While the family was waiting for an evacuation bus, Avdiivka got caught in the midst of an artillery attack. "We were so scared. We were literally crawling away from shelling. I was forced to save the life of my children and myself again, as I did in 2014," shares Hanna.
Hope my school was not destroyed
After a days-long trip, the family found shelter in a small village in Cherkasy oblast. Hanna's relatives gave the family a part of a house. Here, Hanna hopes to start a new peaceful life with her kids.
"I like it here, there is a lot of space and the weather is good. In summer, we will go to a local river to swim. And there is no gun fire," Vika says of her new house.
Vika has resumed reading and practicing cursive writing. She is about to go to a new school, where she hopes to meet new friends.
At the same time, Vika still misses her old school in Avdiivka. She is worried about her classmates and teachers, who remained back home. "I suppose some of my classmates are still hiding in basements, some of them have fled. I hope my school was not destroyed."
Vika's big blue eyes turn sad when she talks about her home. Due to unstable mobile service in Avdiivka, the family do not know what happened to Vika’s old school.
To cheer Vika up and make her adaptation to her new home easier, Vika's mother bought her a black puppy, who makes the girl smile a lot. "She is still a child and even during the war, she tries to stay positive." says Vika's mom as she embraces her.
UNICEF and partners work to reach as many children as possible with safe educational opportunities. The improvised classrooms were created on dozens of Kharkiv metro stations, where kids are forced to shelter and seek safety. Teachers, psychologists and sport coaches teach kids and play with them in these classrooms.
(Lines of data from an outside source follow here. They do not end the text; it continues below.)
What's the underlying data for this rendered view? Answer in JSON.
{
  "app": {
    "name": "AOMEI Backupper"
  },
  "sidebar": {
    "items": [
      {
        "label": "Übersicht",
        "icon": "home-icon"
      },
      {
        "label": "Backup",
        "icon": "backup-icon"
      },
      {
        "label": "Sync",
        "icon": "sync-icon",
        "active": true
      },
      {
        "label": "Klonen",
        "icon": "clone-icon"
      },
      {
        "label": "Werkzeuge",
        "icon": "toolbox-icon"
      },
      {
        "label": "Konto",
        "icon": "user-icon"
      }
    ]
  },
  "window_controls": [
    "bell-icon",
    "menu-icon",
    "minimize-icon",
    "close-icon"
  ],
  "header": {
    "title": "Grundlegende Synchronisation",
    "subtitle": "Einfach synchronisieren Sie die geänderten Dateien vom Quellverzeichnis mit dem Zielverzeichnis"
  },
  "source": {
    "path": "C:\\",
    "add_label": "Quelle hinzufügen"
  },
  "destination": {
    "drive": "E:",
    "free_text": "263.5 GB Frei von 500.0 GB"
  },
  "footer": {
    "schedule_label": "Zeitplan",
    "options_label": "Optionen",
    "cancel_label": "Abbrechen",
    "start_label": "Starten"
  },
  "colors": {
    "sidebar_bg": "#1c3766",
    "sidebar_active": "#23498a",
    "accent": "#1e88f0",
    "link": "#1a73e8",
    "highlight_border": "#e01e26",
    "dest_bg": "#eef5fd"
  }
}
Moreover, the Ministry of Education and Science of Ukraine, with the support of UNICEF during the COVID-19 pandemic, developed the All-Ukrainian Online School platform for students in grades 5-11, which covers more than 80,000 displaced students within Ukraine. The online kindergarten NUMO regularly reaches hundreds of thousands of views.
A digital activity on explosive ordnance risk education (EORE) continues. The activity, produced in partnership with the State Emergency Services, has reached 8 million users online. To meet the needs of children leaving Ukraine, UNICEF supports governments and municipalities to involve children in national school systems and to develop alternative ways of learning, including digital learning.
UNICEF continues insisting that children and schools must be protected in line with international humanitarian law. Parties to the conflict must take measures to avoid the use of explosive weapons in populated areas and the military use of educational facilities.